Watch the deployed pods terminate.
Watch the services from the cray-console-data Helm chart as
they are terminated and removed:
watch -n .2 'kubectl -n services get pods | grep cray-console-data'
Output similar to the following will be returned:
cray-console-data-764f9d46b5-vbs7w 2/2 Running 0 4d20h
cray-console-data-postgres-0 3/3 Running 0 20d
cray-console-data-postgres-1 3/3 Running 0 20d
cray-console-data-postgres-2 3/3 Terminating 0 4d20h
This may take several minutes to complete. When all of the services have terminated and nothing
is displayed any longer, use ctrl-C to exit from the watch command.
Check that the data PVC instances have been removed.
kubectl -n services get pvc | grep console-data-postgres
There should be no PVC instances returned by this command. If there are, delete them manually with the following command:
Replace the name of the PVC in the following example with the PVC to be deleted.

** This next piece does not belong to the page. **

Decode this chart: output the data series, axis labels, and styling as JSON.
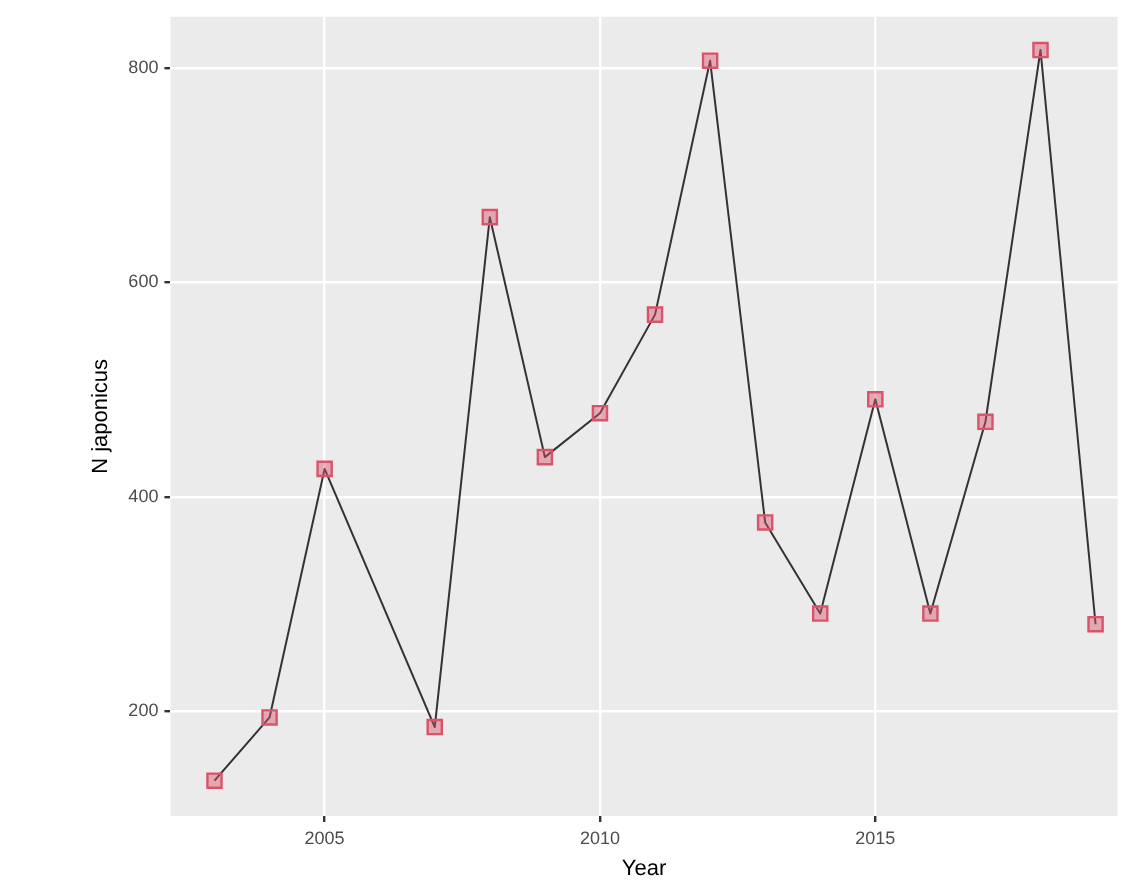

kubectl -n services delete pvc pgdata-cray-console-data-postgres-0
Repeat until all of the `pgdata-cray-console-data-postgres-’ instances are removed.
(ncn-mw#) Install the Helm chart.
Install using the file downloaded previously:
helm install -n services cray-console-data ./cray-console-data-1.0.8.tgz
Example output:
NAME: cray-console-data
LAST DEPLOYED: Mon Oct 25 22:44:49 2021
NAMESPACE: services
STATUS: deployed
REVISION: 1
TEST SUITE: None
(ncn-mw#) Verify that all services restart correctly.
Watch the services come back up again.
watch -n .2 'kubectl -n services get pods | grep cray-console-data'
After a little time, expected output should look similar to:
cray-console-data-764f9d46b5-vbs7w 2/2 Running 0 5m
cray-console-data-postgres-0 3/3 Running 0 4m
cray-console-data-postgres-1 3/3 Running 0 3m
cray-console-data-postgres-2 3/3 Running 0 2m
It will take a few minutes after these services are back up and running for the console services to settle and rebuild the database.
Query cray-console-operator for a node location.
After a few minutes, query cray-console-operator to find the pod a particular node is connected to.
In the following example, replace the cray-console-operator pod name with the actual name of the
running pod, and replace the component name (xname) with an actual node xname on the system.
kubectl -n services exec -it cray-console-operator-7fdc797f9f-xz8rt -- sh -c '/app/get-node x9000c3s3b0n1'
Example output:
{"podname":"cray-console-node-0"}
This confirms that the cray-console-data service is up and operational.